João Gomes Cravinho spoke at the opening of the colloquium "Portugal and NATO – the 70th anniversary of the North Atlantic Treaty Organisation", which took place at the parliament in Lisbon.

Cravinho took the opportunity to list "three challenges to the alliance in its immediate future, and in which Portugal is particularly committed," including updating the NATO strategic concept or "ensuring coherence and complementarity between NATO and European defence.”

Another challenge is the "reinforcement of NATO's maritime position and the centrality of the Atlantic,” and Cravinho noted that this alliance "maintains an updated strategy and operational capabilities relevant to protecting the maritime spaces that surround its members” and also ensure the “security of the heart of the Euro-Atlantic community,” the Atlantic Ocean.

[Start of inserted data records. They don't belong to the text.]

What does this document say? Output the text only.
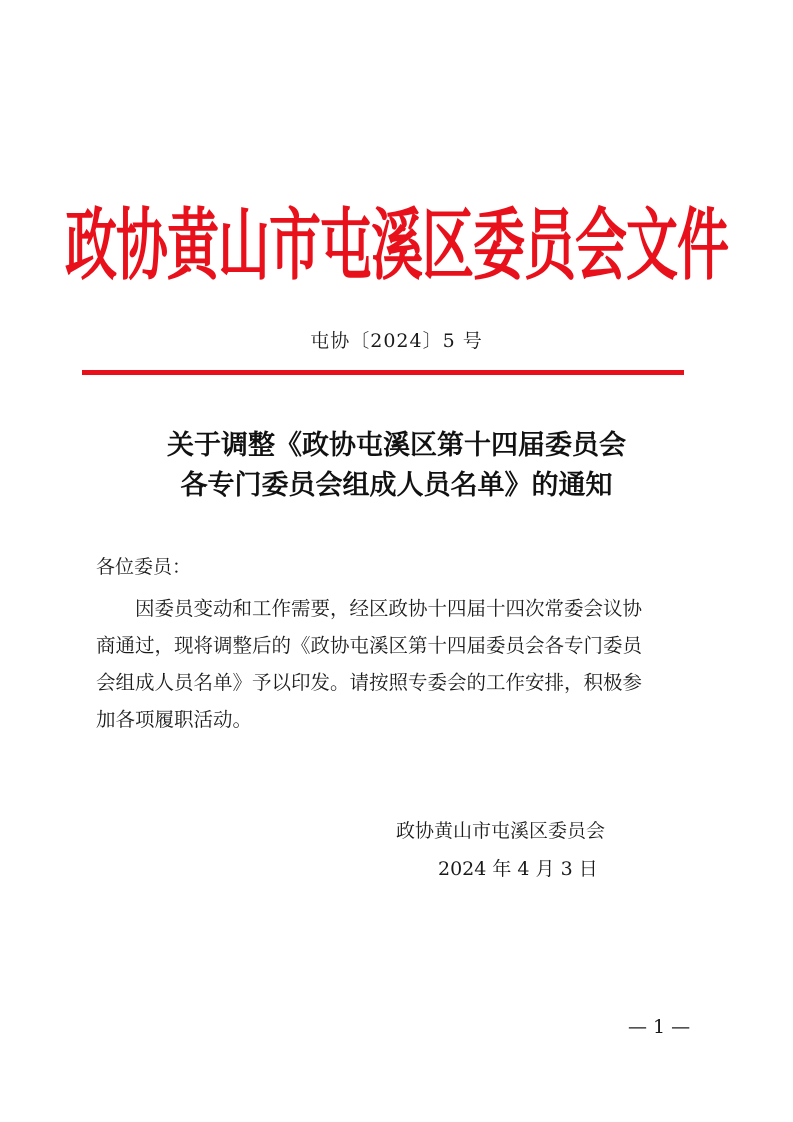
政协黄山市屯溪区委员会文件
屯协〔2024〕5 号
关于调整《政协屯溪区第十四届委员会
各专门委员会组成人员名单》的通知
各位委员：
因委员变动和工作需要，经区政协十四届十四次常委会议协
商通过，现将调整后的《政协屯溪区第十四届委员会各专门委员
会组成人员名单》予以印发。请按照专委会的工作安排，积极参
加各项履职活动。
政协黄山市屯溪区委员会
2024 年 4 月 3 日
— 1 —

Thus, Cravinho said, "Portugal is particularly interested and available to reinforce the alliance's maritime capacity, namely its submarine capacity," showing that the country can "reinforce the importance" of this contribution "in the near future.”

“The nature of the threats that can affect our security and our allies is changing rapidly, as it is also changing the international context in which our security is defined,” he said.

“Not updating, not modernising, not innovating, either at the doctrinal level or at the technological and operational level, those would be extremely serious strategic errors,” he said.